From mboxrd@z Thu Jan  1 00:00:00 1970
From: Ethan Wilson <ethan.wilson@shiftmail.org>
Subject: Re: AW: RAID456 direct I/O write performance
Date: Thu, 04 Sep 2014 23:12:44 +0200
Message-ID: <5408D5CC.101@shiftmail.org>
References: <12EF8D94C6F8734FB2FF37B9FBEDD17358642FF8@EXCHANGE.collogia.de> <12EF8D94C6F8734FB2FF37B9FBEDD17358643012@EXCHANGE.collogia.de>
Mime-Version: 1.0
Content-Type: text/plain; charset=ISO-8859-1; format=flowed
Content-Transfer-Encoding: 7bit
Return-path: <linux-raid-owner@vger.kernel.org>
In-Reply-To: <12EF8D94C6F8734FB2FF37B9FBEDD17358643012@EXCHANGE.collogia.de>
Sender: linux-raid-owner@vger.kernel.org
To: "linux-raid@vger.kernel.org" <linux-raid@vger.kernel.org>
List-Id: linux-raid.ids

On 04/09/2014 18:30, Markus Stockhausen wrote:
> A perf record of the 1 writer test gives:
>
>      38.40%      swapper  [kernel.kallsyms]   [k] default_idle
>      13.14%    md0_raid5  [kernel.kallsyms]   [k] _raw_spin_unlock_irqrestore
>      13.05%      swapper  [kernel.kallsyms]   [k] tick_nohz_idle_enter
>      10.01%          iot  [raid456]           [k] raid5_unplug
>       9.06%      swapper  [kernel.kallsyms]   [k] tick_nohz_idle_exit
>       3.39%    md0_raid5  [kernel.kallsyms]   [k] __kernel_fpu_begin
>       1.67%    md0_raid5  [xor]               [k] xor_sse_2_pf64
>       0.87%          iot  [kernel.kallsyms]   [k] finish_task_switch
>
> I'm confused and clueless. Especially I cannot see where the
> 10% overhead in the source of raid5_unplug might come
> from? Any idea from someone with better insight?

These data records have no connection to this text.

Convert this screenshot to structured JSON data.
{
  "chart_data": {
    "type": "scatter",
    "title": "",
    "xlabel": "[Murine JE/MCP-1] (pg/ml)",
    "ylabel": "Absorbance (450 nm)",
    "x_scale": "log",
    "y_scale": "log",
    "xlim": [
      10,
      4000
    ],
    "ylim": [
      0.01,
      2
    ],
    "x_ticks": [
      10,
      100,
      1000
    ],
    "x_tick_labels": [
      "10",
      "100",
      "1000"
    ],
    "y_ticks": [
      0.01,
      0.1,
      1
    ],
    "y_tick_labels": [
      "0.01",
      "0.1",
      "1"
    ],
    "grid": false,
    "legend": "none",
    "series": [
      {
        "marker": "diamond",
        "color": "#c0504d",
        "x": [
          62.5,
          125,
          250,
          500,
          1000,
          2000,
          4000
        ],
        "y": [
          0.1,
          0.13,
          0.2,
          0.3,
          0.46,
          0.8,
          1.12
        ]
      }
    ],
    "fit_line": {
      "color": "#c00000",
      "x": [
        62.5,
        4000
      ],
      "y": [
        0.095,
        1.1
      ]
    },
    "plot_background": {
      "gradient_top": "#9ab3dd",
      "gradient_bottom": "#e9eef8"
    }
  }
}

I am no kernel developer but I have read that the CPU time for serving 
interrupts is often accounted to the random process which has the bad 
luck to be running at the time the interrupt comes and steals the CPU. I 
read this for top, htop etc, which have probably a different accounting 
mechanism than perf, but maybe something similar happens here, because 
_raw_spin_unlock_irqrestore at 13% looks too absurd to me.
In fact, probably as soon as the interrupts are re-enabled by 
_raw_spin_unlock_irqrestore, the CPU often goes serving one interrupt 
that was queued, and this is before the function 
_raw_spin_unlock_irqrestore exits, so the time is really accounted there 
and that's why it's so high.

OTOH I would like to ask kernel experts one thing if I may: does anybody 
know a way to get a stack trace for a process which is currently running 
in kernel mode and is running NOW on a CPU and it is not stopped waiting 
in a queue? I know about /proc/pid/stack but that one shows 
0xffffffffffffffff for such a case. Being able to do that would help to 
answer the above question too...

Thanks
EW